Монстры. Сколько страшных историй он слышал у костра холодными зимними вечерами! О волках размером с лошадь, о тварях, ходящих на двух ногах и воющих на луну так, что кровь стынет, о чём-то тёмном, бесформенном и склизком, что выползает из трясин и тянет зазевавшегося путника в топь. Но за свои шестнадцать лет, за сотни походов по этой тропе, он не видел ничего страшнее одичалой собаки да старого кабана.

«Может, их и нет вовсе? — думал он, стараясь идти бодро по знакомой, петляющей меж холмов тропинке. — Просто байки, чтобы дети слушались, а девушки прижимались к парням покрепче в темноте?»

Запах нагретой за день земли, смолистой хвои и спелых яблок из корзинки смешивался в густом, прохладном вечернем воздухе, создавая почти идиллическую картину. Где-то в глубине леса крикнула сова — одинокий, дребезжащий звук. Ветви старых дубов и вязов, тянущиеся над тропой, сплетались в чёрное кружево на фоне тёмно-лилового неба, где уже зажигались первые, робкие звёздочки.

Усталость давила на плечи свинцовой тяжестью, но внутри пела тихая, светлая радость.

«Набрал. Наконец-то набрал нужную сумму. Завтра, после рынка… Завтра…»

Он уже видел её улыбку, слышал её счастливый, чуть смущённый смех, когда она развернёт свёрток.

Но чем ближе он подходил к дому, тем больше начал замечать, что мир вокруг утих. Не было слышно даже сверчков — тех самых, что обычно заливались в траве с первыми сумерками. Тишина ложилась на плечи тяжёлым покрывалом, густая и неподвижная, как застывшая смола. Воздух стал странным — не просто прохладным, а слегка пугающим, будто сама ночь затаила дыхание, ожидая чего-то неминуемого.

Солнце скрылось за горизонтом окончательно, оставив лишь узкую багровую полоску на западе, как кровавый шрам на теле ночи. Вот-вот, за этим холмом, должен был показаться их дом, серебристое зеркало озера, а главное — тёплый, жёлтый огонёк в окошке…

Энтони ускорил шаг, почти бежал в горку, предвкушая ужин, тепло очага, смех Вики, мамины расспросы о дне.

Дым.

Сначала он подумал, что это просто густой туман, поднявшийся с озера. Но нет. Запах был другим — едким, горьким, пахнущим гарью и… бедой. Не уютный, древесный дымок из трубы, а тяжёлый, маслянисто-чёрный смрад горящего дерева, соломы и… чего-то ещё, сладковато-противного.
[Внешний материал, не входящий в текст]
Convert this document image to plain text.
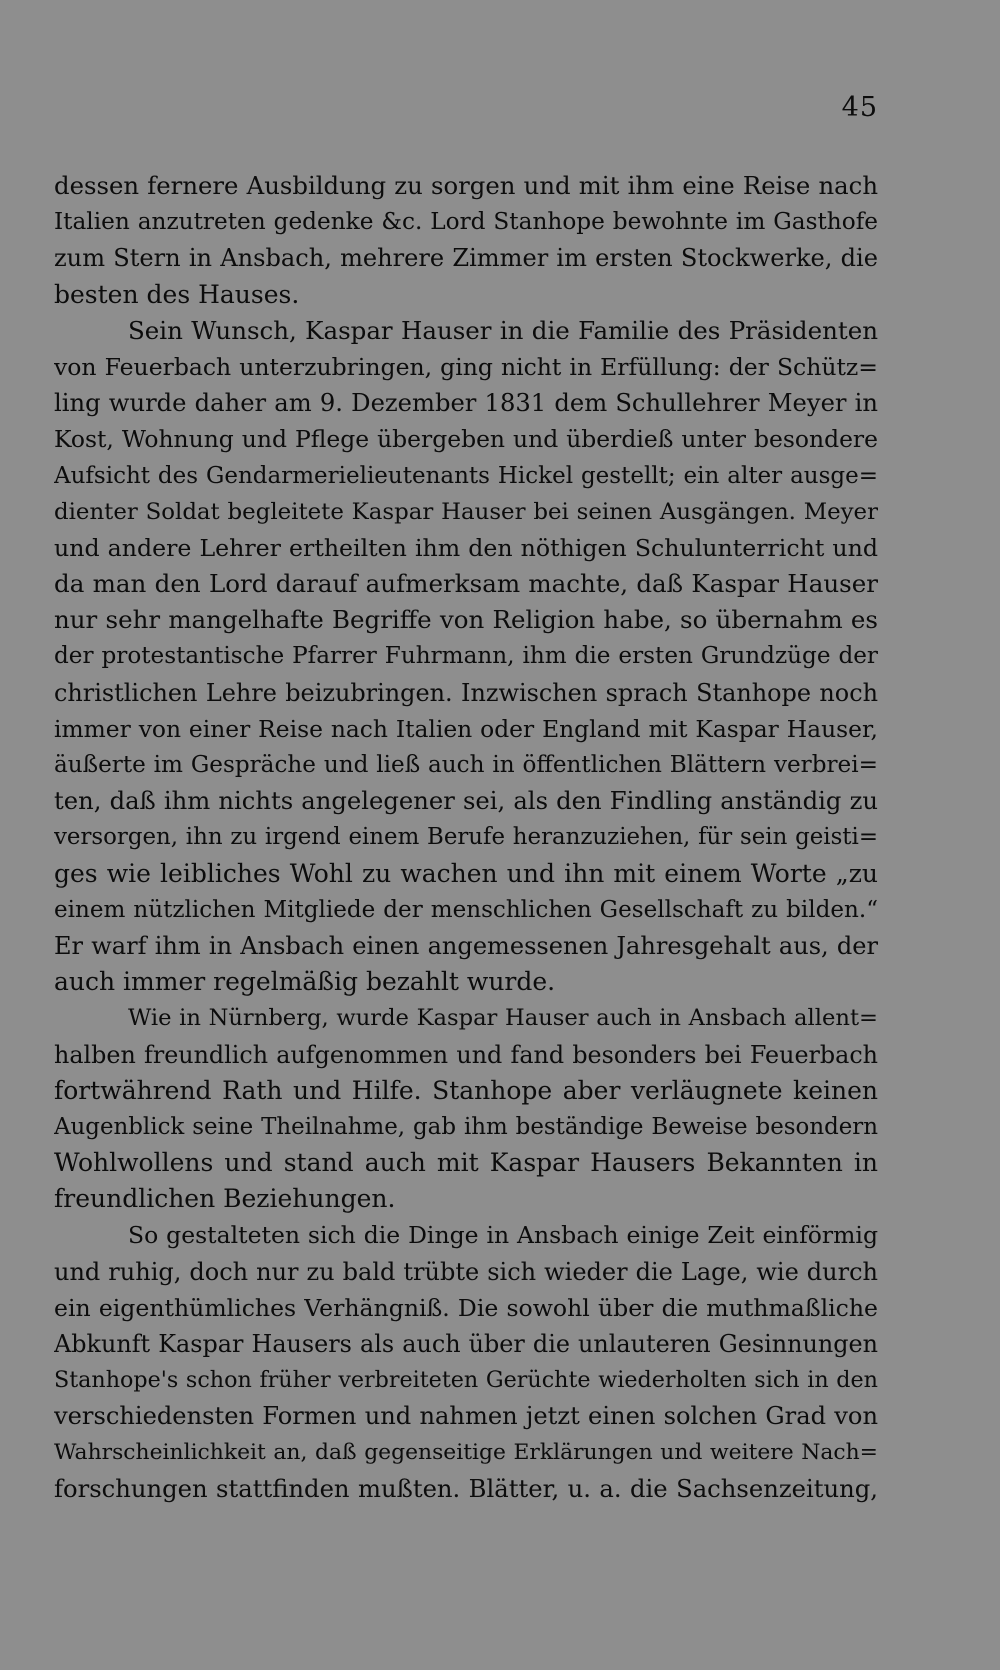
45
dessen fernere Ausbildung zu sorgen und mit ihm eine Reise nach
Italien anzutreten gedenke &c. Lord Stanhope bewohnte im Gasthofe
zum Stern in Ansbach, mehrere Zimmer im ersten Stockwerke, die
besten des Hauses.
Sein Wunsch, Kaspar Hauser in die Familie des Präsidenten
von Feuerbach unterzubringen, ging nicht in Erfüllung: der Schütz=
ling wurde daher am 9. Dezember 1831 dem Schullehrer Meyer in
Kost, Wohnung und Pflege übergeben und überdieß unter besondere
Aufsicht des Gendarmerielieutenants Hickel gestellt; ein alter ausge=
dienter Soldat begleitete Kaspar Hauser bei seinen Ausgängen. Meyer
und andere Lehrer ertheilten ihm den nöthigen Schulunterricht und
da man den Lord darauf aufmerksam machte, daß Kaspar Hauser
nur sehr mangelhafte Begriffe von Religion habe, so übernahm es
der protestantische Pfarrer Fuhrmann, ihm die ersten Grundzüge der
christlichen Lehre beizubringen. Inzwischen sprach Stanhope noch
immer von einer Reise nach Italien oder England mit Kaspar Hauser,
äußerte im Gespräche und ließ auch in öffentlichen Blättern verbrei=
ten, daß ihm nichts angelegener sei, als den Findling anständig zu
versorgen, ihn zu irgend einem Berufe heranzuziehen, für sein geisti=
ges wie leibliches Wohl zu wachen und ihn mit einem Worte „zu
einem nützlichen Mitgliede der menschlichen Gesellschaft zu bilden.“
Er warf ihm in Ansbach einen angemessenen Jahresgehalt aus, der
auch immer regelmäßig bezahlt wurde.
Wie in Nürnberg, wurde Kaspar Hauser auch in Ansbach allent=
halben freundlich aufgenommen und fand besonders bei Feuerbach
fortwährend Rath und Hilfe. Stanhope aber verläugnete keinen
Augenblick seine Theilnahme, gab ihm beständige Beweise besondern
Wohlwollens und stand auch mit Kaspar Hausers Bekannten in
freundlichen Beziehungen.
So gestalteten sich die Dinge in Ansbach einige Zeit einförmig
und ruhig, doch nur zu bald trübte sich wieder die Lage, wie durch
ein eigenthümliches Verhängniß. Die sowohl über die muthmaßliche
Abkunft Kaspar Hausers als auch über die unlauteren Gesinnungen
Stanhope's schon früher verbreiteten Gerüchte wiederholten sich in den
verschiedensten Formen und nahmen jetzt einen solchen Grad von
Wahrscheinlichkeit an, daß gegenseitige Erklärungen und weitere Nach=
forschungen stattfinden mußten. Blätter, u. a. die Sachsenzeitung,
Сердце Энтони сжалось в ледяной ком, мгновенно остановившись, а потом забилось с бешеной силой, ударяя в виски, в горло, в уши. Он знал этот запах. Один раз, давно, когда горел амбар на краю деревни… Запах гибели.

— Мама… Вики… — его шёпот сорвался в хриплый крик, застрявший комом в пересохшем горле. Корзина с яблоками выпала из ослабевших пальцев, яркие плоды покатились по склону холма, как капли крови на темнеющей траве.

Он побежал. Бежал, как никогда не бегал, забыв о хрупкости костей, о жгучей боли в мышцах, гонимый слепым, животным ужасом, который вытеснил все мысли. Каждый удар сердца отдавался в ушах глухим, гулким набатом:

«Нет! Нет! Нет! Не может быть! Если с ними… Нет, не думай! Просто беги! БЕГИ!»

Он взлетел на гребень холма. И замер, как подкошенный.

Дом. Их дом. Поглощённый оранжево-красным, яростным чудовищем пламени. Стены, сложенные отцом, рушились с треском и грохотом, выплёвывая тучи искр, которые взвивались к чёрному, беззвёздному теперь небу, как безумные светляки. Жар бил в лицо волной, даже отсюда, обжигал глаза. Но это было не самое страшное.

У самого входа, на пороге, который уже пожирал огонь, языки пламени лизали обугленные брёвна, лежало тело матери. Распластанное, неестественно скрюченное. Грязно-белая ткань платья была пропитана тёмными, почти чёрными пятнами, сливавшимися в ужасающие узоры. Кровь. Много крови. И раны…

Энтони подбежал ближе, спотыкаясь, падая, отказываясь верить глазам. Раны были глубокие, рваные, зияющие. Словно нанесённые когтями огромного зверя. В одной руке, стиснутой в последнем, отчаянном усилии, она держала простой кухонный нож. Лежала лицом к дверям. Защищала порог. Защищала Вики. До самого конца.

— Мама… — хрип вырвался из его горла, чужим, разбитым звуком. Он рухнул на колени рядом, коснулся её щеки. Кожа была холодной, восковой. Нечеловеческий холод смерти проник уже глубоко.

Слёзы хлынули градом, горячими потоками, смешиваясь с копотью на лице, оставляя грязные борозды.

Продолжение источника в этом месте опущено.